I glance at my spectacled bear skin pegged out on the ground 10 yards from the fire and nod. "Yes," I answer, full of dreams of another bear hunt. "Many pigs for you and your men. Many pigs."
Black Caiman
The only known man-eater of all the crocodilians in South America, the "Black Death" can grow upwards of 20 feet in length and reach weights of more than 700 pounds. They inhabit some of the nastiest geography Amazonia has to offer. I would have hunted them in Guyana so I could hang out with Jim Jones. I heard he always had cold Kool-Aid on hand. That's a great way to beat the jungle heat.
Okapi
Looking like something an artist on acid created while trying to merge a giraffe and a zebra, the okapi lives in such remote areas that it wasn't even "discovered" until 1901. Still, I would have loved the opportunity to venture into unknown Africa for a chance at such a beautiful animal. I also like the fact that the okapi has an 18-inch tongue.
Bull Sperm Whale
At 67 feet in length, it's the largest toothed predator on the planet. Once hunted by men with only a harpoon and a desire to bring home some whale oil, these leviathans are now reduced to staring in lame Discovery Channel documentaries and being photographed by retirees aboard whale watching cruises. Give the animal some dignity! Let me take one on like the sailors of Natucket old - mano on whale.
Killer Whale
What's black and white and red all over? My killer whale rug after I dropped a hot wing on it.
Koala
A rat by any other name is still a rat.
Mandrill
In a nutshell the mandrill is a baboon-like primate that reaches upwards of 80 pounds, travels in social groups as large as 1,300 in number, has a violent disposition, and lives in the 120-degree plus rainforests of Cameroon. Point advantage Gayne.
Panda
Think pandas are all cute and cuddly? Wrong! Yes, they spend most of their day eating bamboo but they also hunt and kill small animals for meat and the thrill (Funny how the World Wildlife Fund never promotes that latter fact). As for hunting them, ask Teddy Roosevelt's son Kermit how tough that can be. Well, you can't ask him because he's dead.
Hawaiian hoary bat
With a wing span of 13 inches and a weight of only 8 ounces, the Hawaiian hoary bat would be a hard target indeed. That and the fact that it's mostly nocturnal make finding one an even more difficult proposition - Maybe that's why it's on the endangered species list. No one can find the little bugger. I'll look into hunting one with my camera when I'm in Hawaii hunting turkey with Outdoor Life Editor Gerry Bethge … What do you mean I'm not going with you … I was never invited … What?
Blue-bellied Parrot
This 11-inch long parrot isn't technically endangered in its native Brazil rather it's listed as "Near Threatened" which means I need to get my butt down to the jungles of Brazil quick time.

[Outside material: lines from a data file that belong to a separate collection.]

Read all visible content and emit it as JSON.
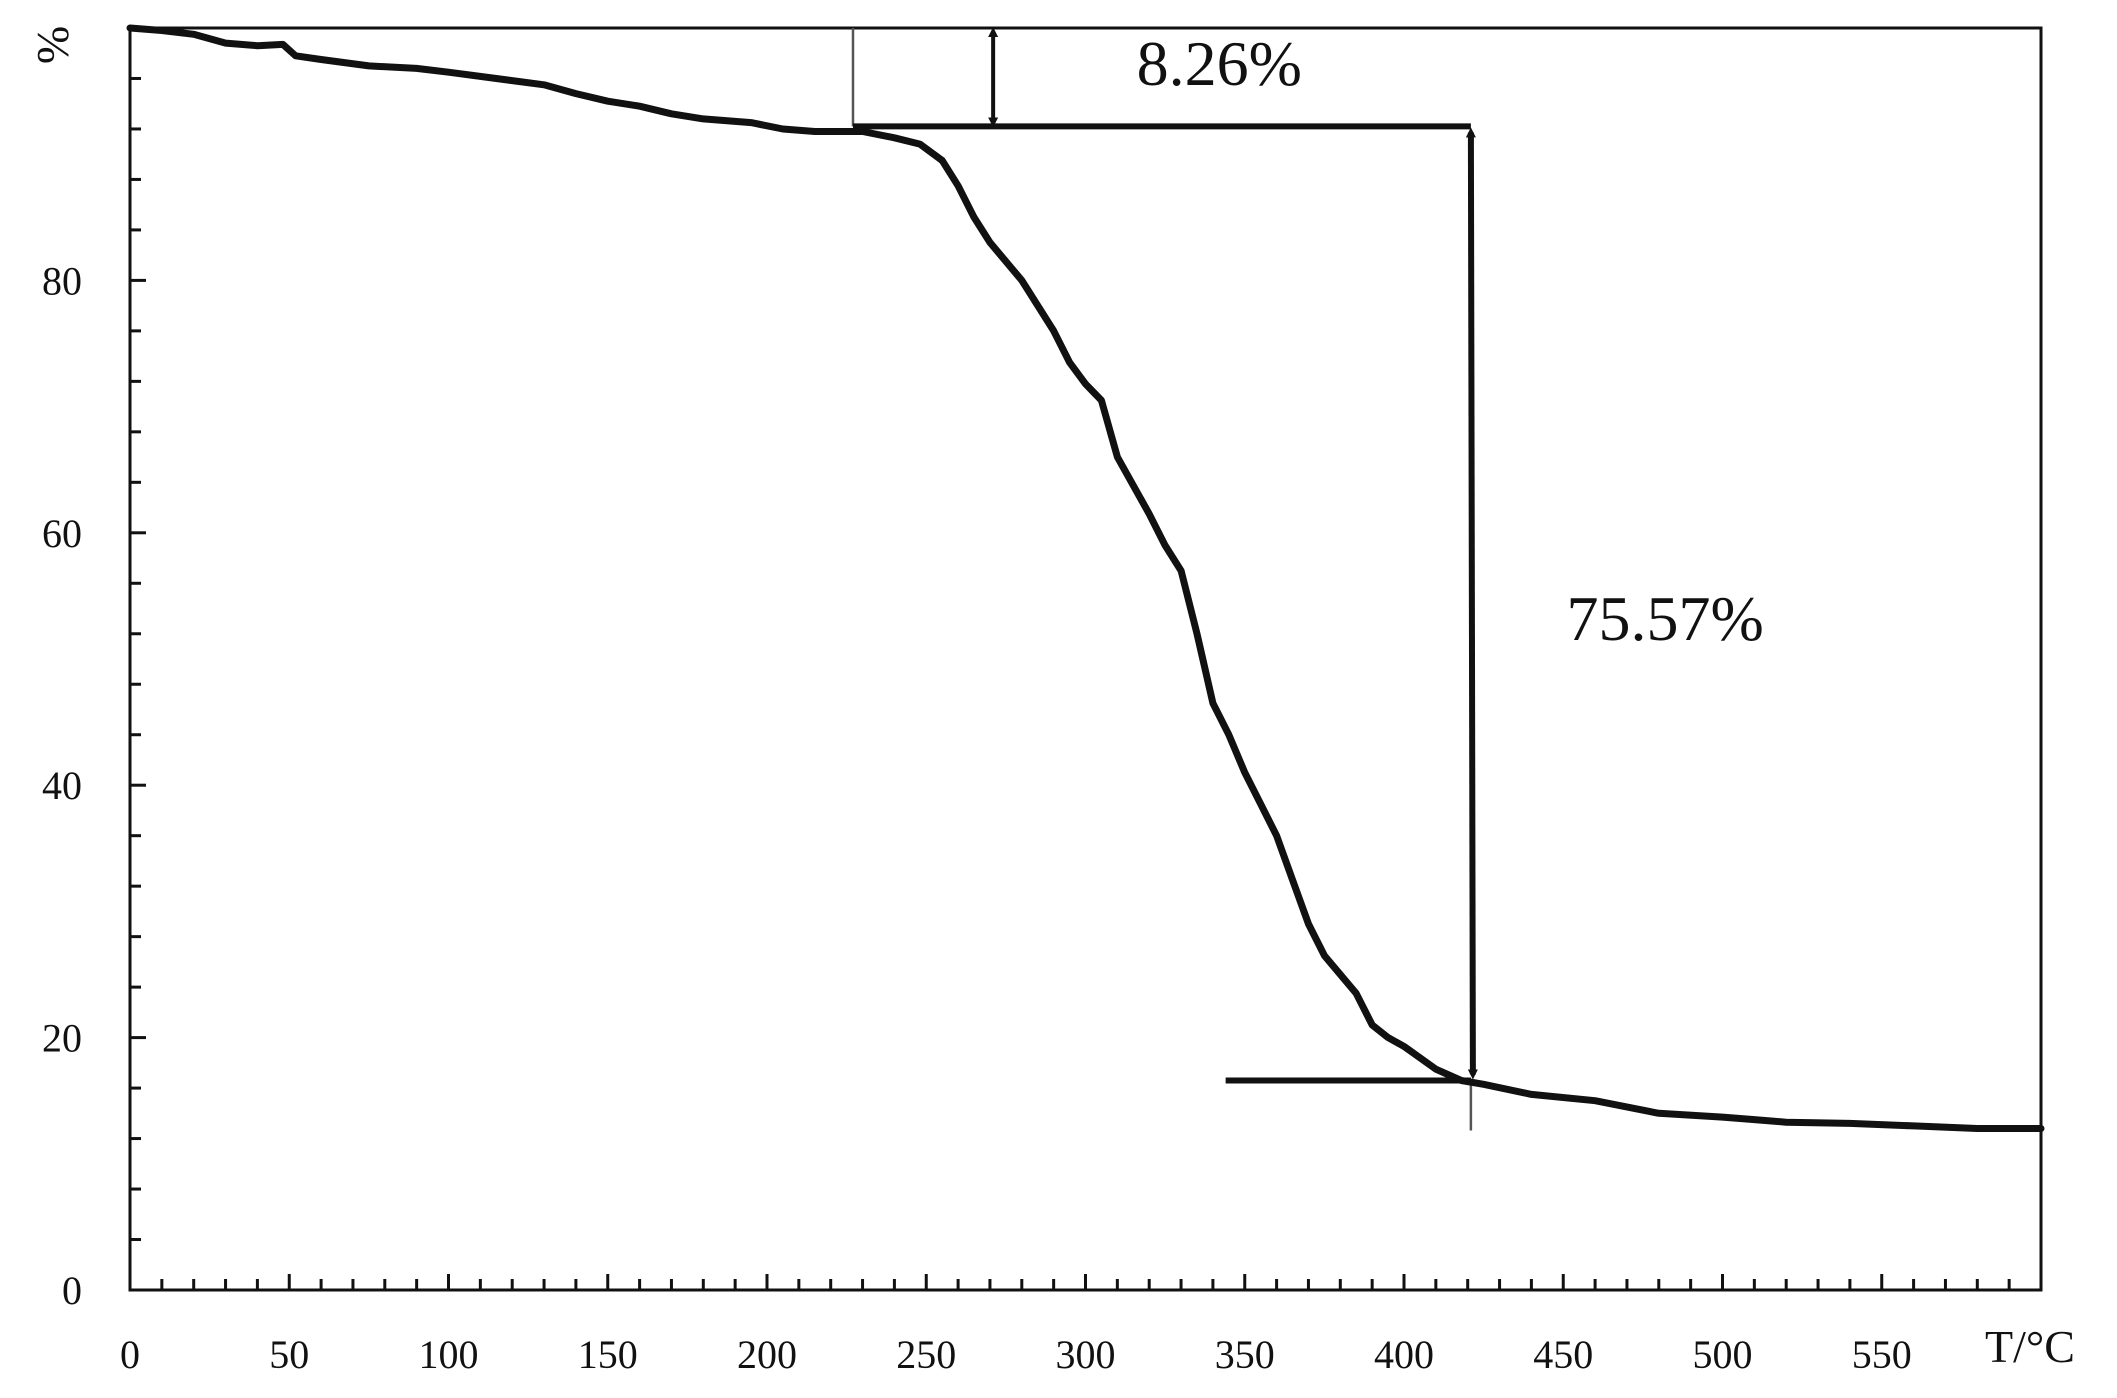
{
  "chart_data": {
    "type": "line",
    "title": "",
    "xlabel": "T/°C",
    "ylabel": "%",
    "xlim": [
      0,
      600
    ],
    "ylim": [
      0,
      100
    ],
    "x_ticks": [
      0,
      50,
      100,
      150,
      200,
      250,
      300,
      350,
      400,
      450,
      500,
      550
    ],
    "x_tick_labels": [
      "0",
      "50",
      "100",
      "150",
      "200",
      "250",
      "300",
      "350",
      "400",
      "450",
      "500",
      "550"
    ],
    "y_ticks": [
      0,
      20,
      40,
      60,
      80
    ],
    "y_tick_labels": [
      "0",
      "20",
      "40",
      "60",
      "80"
    ],
    "grid": false,
    "series": [
      {
        "x": [
          0,
          10,
          20,
          30,
          40,
          48,
          52,
          60,
          75,
          90,
          100,
          115,
          130,
          140,
          150,
          160,
          170,
          180,
          195,
          205,
          215,
          225,
          230,
          240,
          248,
          255,
          260,
          265,
          270,
          280,
          290,
          295,
          300,
          305,
          310,
          320,
          325,
          330,
          335,
          340,
          345,
          350,
          355,
          360,
          365,
          370,
          375,
          380,
          385,
          390,
          395,
          400,
          410,
          418,
          425,
          440,
          460,
          480,
          500,
          510,
          520,
          540,
          560,
          580,
          590,
          600
        ],
        "y": [
          100,
          99.8,
          99.5,
          98.8,
          98.6,
          98.7,
          97.8,
          97.5,
          97.0,
          96.8,
          96.5,
          96.0,
          95.5,
          94.8,
          94.2,
          93.8,
          93.2,
          92.8,
          92.5,
          92.0,
          91.8,
          91.8,
          91.8,
          91.3,
          90.8,
          89.5,
          87.5,
          85,
          83,
          80,
          76,
          73.5,
          71.8,
          70.5,
          66,
          61.5,
          59,
          57,
          52,
          46.5,
          44,
          41,
          38.5,
          36,
          32.5,
          29,
          26.5,
          25,
          23.5,
          21,
          20,
          19.3,
          17.5,
          16.6,
          16.3,
          15.5,
          15.0,
          14.0,
          13.7,
          13.5,
          13.3,
          13.2,
          13.0,
          12.8,
          12.8,
          12.8
        ]
      }
    ],
    "markers": {
      "onset_x": 227,
      "end_x": 421,
      "upper_level": 92.2,
      "lower_level": 16.6,
      "end_line_start_x": 344,
      "small_arrow_x": 271
    },
    "annotations": [
      {
        "text": "8.26%",
        "x": 342,
        "y": 95.5
      },
      {
        "text": "75.57%",
        "x": 482,
        "y": 51.5
      }
    ]
  }
}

Polly want to be mounted on Gayne's wall?
Marine Otter
A weasel by any other name is still a weasel.
Dodo
I would have hunted this 3 ½ foot tall bird in the morning then spent my afternoons bathing on the Maldives beach with beautiful women. Never mind. I just Googled the women of the Maldives. Let's just say they won't be opening a Hooters any time there soon.

Gayne looks at the game animals he never got to hunt and, because of their endangered status, probably never will.